İfsat ediciler tarafından dönem dönem aziz İslam’a ve değerlerine saldırılar yapılmıştır. Bu saldırılar kimi zaman bireysel olduğu gibi kimi zaman da organizeli olmuştur.
Ancak söz konusu İslam’a ve değerlerine saldırı olunca, aralarında ihtilaf ve anlaşmazlıklar bulunan ifsat edicilerin tümü bir olup Müslümanların karşısında konumlanmıştır.
İfsat edici güruh, amaçları doğrultusunda hareket ederek Müslüman toplumun mukaddesatına hakaret etmiş, aşağılamış ve çeşitli yollarla yaptıkları iğrençlikleri normal gösterme çaba ve gayretinde olmuştur.
Seküler bir hayat anlayışını benimseyen bu güruh, toplumun İslamî değerlerinden uzaklaşması, neslin şehevi duygularının esiri olması, insanların mana âleminden uzaklaşıp sadece hayata madde boyutuyla bakması ve bireyler arasında sosyal dengenin ve adaletin sağlanmaması için her yola başvurmayı mubah görmüştür.
İfsat ediciler her dönemde kirli emellerini bir plan dâhilinde uygulayarak sinsi amaçlarına ulaşmak istemişlerdir.
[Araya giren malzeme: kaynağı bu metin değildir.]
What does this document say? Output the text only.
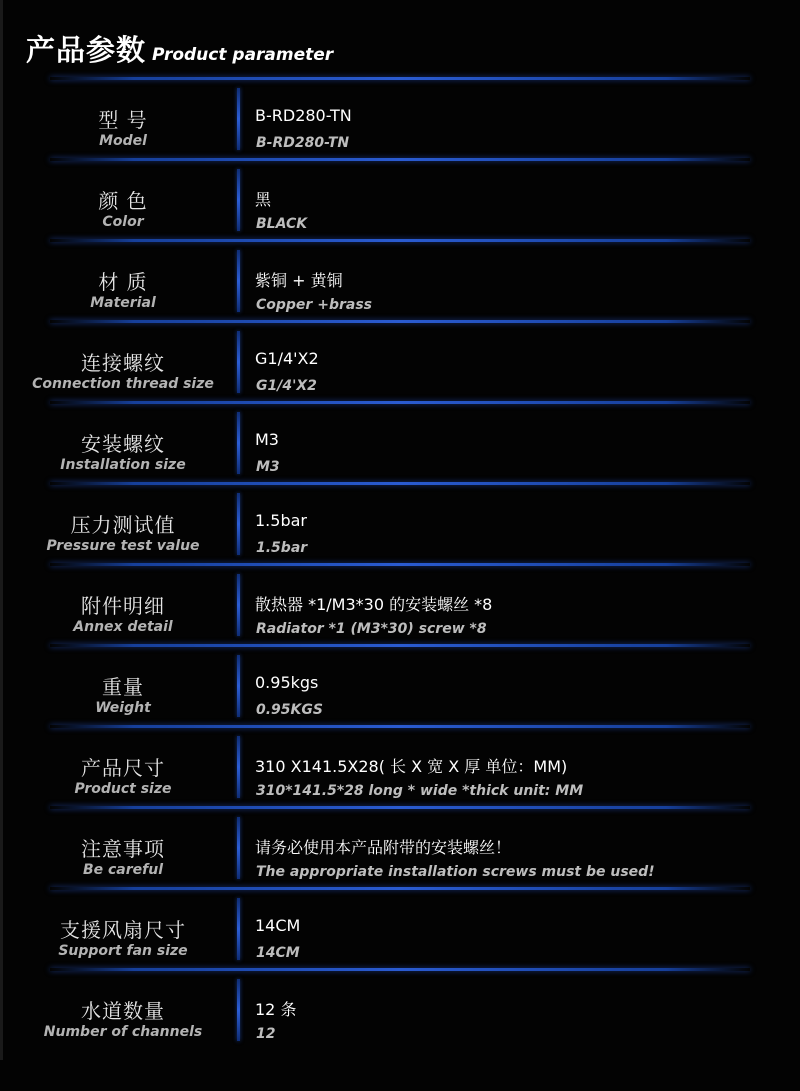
产品参数 Product parameter
型 号
Model
B-RD280-TN
B-RD280-TN
颜 色
Color
黑
BLACK
材 质
Material
紫铜 + 黄铜
Copper +brass
连接螺纹
Connection thread size
G1/4'X2
G1/4'X2
安装螺纹
Installation size
M3
M3
压力测试值
Pressure test value
1.5bar
1.5bar
附件明细
Annex detail
散热器 *1/M3*30 的安装螺丝 *8
Radiator *1 (M3*30) screw *8
重量
Weight
0.95kgs
0.95KGS
产品尺寸
Product size
310 X141.5X28( 长 X 宽 X 厚 单位：MM)
310*141.5*28 long * wide *thick unit: MM
注意事项
Be careful
请务必使用本产品附带的安装螺丝！
The appropriate installation screws must be used!
支援风扇尺寸
Support fan size
14CM
14CM
水道数量
Number of channels
12 条
12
Kimi dönemlerde amaçlarına ulaşmış, toplumu manevi değerlerinden uzaklaştırmayı başarmışlardır.
Toplumun değerlerinden uzaklaştığı ve aile kurumuna saldırıların çoğaldığı dönemlerde ahlaksızlık, iffetsizlik ve dünyevileşme artmış, güven ve dayanışma kültürü azalmıştır. Bu değerlerin azaldığı toplumlarda zamanla huzursuzluklar boy göstermeye başlamış, aile içi geçimsizlikler ve boşanmalar artmış, neticesinde insanlar birbirlerine düşmanlık beslemiş, huzursuzluk ve tefrika artmıştır.
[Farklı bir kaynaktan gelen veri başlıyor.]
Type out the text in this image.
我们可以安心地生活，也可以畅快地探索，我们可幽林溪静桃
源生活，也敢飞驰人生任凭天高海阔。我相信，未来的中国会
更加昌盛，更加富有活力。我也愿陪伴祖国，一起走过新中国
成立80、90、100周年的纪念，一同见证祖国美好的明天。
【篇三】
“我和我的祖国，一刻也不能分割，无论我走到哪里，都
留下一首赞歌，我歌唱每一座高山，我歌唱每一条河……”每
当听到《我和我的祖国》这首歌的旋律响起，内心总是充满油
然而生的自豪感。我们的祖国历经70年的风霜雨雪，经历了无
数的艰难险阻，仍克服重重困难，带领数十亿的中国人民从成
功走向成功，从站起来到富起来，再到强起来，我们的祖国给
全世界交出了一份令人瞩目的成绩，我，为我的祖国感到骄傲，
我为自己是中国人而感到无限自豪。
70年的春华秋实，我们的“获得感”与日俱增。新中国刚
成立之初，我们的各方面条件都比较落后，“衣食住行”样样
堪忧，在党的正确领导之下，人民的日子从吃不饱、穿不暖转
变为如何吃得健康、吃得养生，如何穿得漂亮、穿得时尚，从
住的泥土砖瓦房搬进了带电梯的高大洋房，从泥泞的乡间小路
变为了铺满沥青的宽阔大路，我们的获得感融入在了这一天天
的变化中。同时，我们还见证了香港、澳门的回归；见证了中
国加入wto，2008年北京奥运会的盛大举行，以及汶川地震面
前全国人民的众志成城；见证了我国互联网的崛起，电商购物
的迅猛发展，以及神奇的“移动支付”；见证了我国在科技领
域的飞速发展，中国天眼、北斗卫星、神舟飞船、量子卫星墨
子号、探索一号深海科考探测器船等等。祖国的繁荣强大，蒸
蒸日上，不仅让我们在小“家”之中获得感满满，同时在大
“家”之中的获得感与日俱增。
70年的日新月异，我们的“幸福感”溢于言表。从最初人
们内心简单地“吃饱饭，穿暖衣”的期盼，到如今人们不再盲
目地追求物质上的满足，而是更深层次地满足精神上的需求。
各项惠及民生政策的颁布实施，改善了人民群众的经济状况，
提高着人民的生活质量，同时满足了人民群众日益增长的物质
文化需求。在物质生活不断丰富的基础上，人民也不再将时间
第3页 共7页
Aslında, fiilleriyle toplumu ifsat etmek isteyen grupların İslamî değerlere yönelik yaptıkları saldırıların ve hakaretlerin tarihi arka planında hak ve batıl mücadelesi vardır.
İnsanlık tarihi boyunca toplum arasında hayâsızlık ve iffetsizliğin artması, kötülük ve çirkinliğin çoğalması için mücadele eden kesimler var olduğu gibi, toplum arasında İslamî yaşantının hayat bulması, iyilik, güzellik ve hayırlı işlerin çoğalması için mücadele eden kesimler de var olmuştur.
Geçmişte toplumun değerlerine savaş açan, Kur’an’ın evrensel hükümlerini yok sayma çabasında olan, her fırsatta İslam’a ve Müslümanlara saldıran, aziz Peygambere hakaret eden kesimler var olduğu gibi, günümüzde aynı amaçlar doğrultusunda hareket eden kesimler de vardır.
Allah’ın kesin bir şekilde haram saydığı ve yasakladığı fiilleri işleyerek ve toplum arasında yayarak nesli ifsat eden kesimler geçmişte var olduğu gibi, günümüzde de aynı işleri yapan kesimler de vardır.
Hatta günümüzün ifsat edicileri, iğrenç ve ahlaksız fiillerini çok daha açıktan yapma ve yayma cüretinde bulunmaktadır. Aynı zamanda, Kur’an’ın hükümlerini hiçe sayıp İslam’ın kabul etmediği sapkınlıkları sahiplenerek Müslümanların değerlerine açıkça saldırmaktadırlar.
Müslümanlar, İslam’ın değerlerine yönelik yapılan saldırıları hiçbir dönemde kabul etmemişlerdir. Elbette bugün de yapılan saldırıları kabul etmeyeceklerdir Müslümanlar! Bunun için hukuki tüm yollara başvurulmalı ve süreç yakından takip edilmelidir.
Biliyoruz ki, sapkınlıkların açıkça savunulmasına zemin hazırlayan İstanbul Sözleşmesi’dir. Sapık fiilleri yapanları savunanlar, İstanbul Sözleşmesi’nden güç almaktadır.
Bu yüzden hükümet, kendi döneminde imzalanan ve yürürlüğe giren malum sözleşmeyi bir an evvel yürürlükten kaldırmalıdır. Müslüman kesimlerin bu konuda bir beklentisi vardır.
Toplum arasında daha büyük gediklerin açılmaması ve özellikle de sapkın düşünceli grupların zehirlerini umumun geneline yaymaması için sözleşmenin feshedilmesi ve böylece yasal olarak da sapkınlıklara engel olunması gerekir.
Bunların gerçekleşmesi için de toplumda bir bilinç ve duyarlılığın oluşması ve sözleşmenin iptal edilmesi için hükümete baskı yapılması gerekmektedir.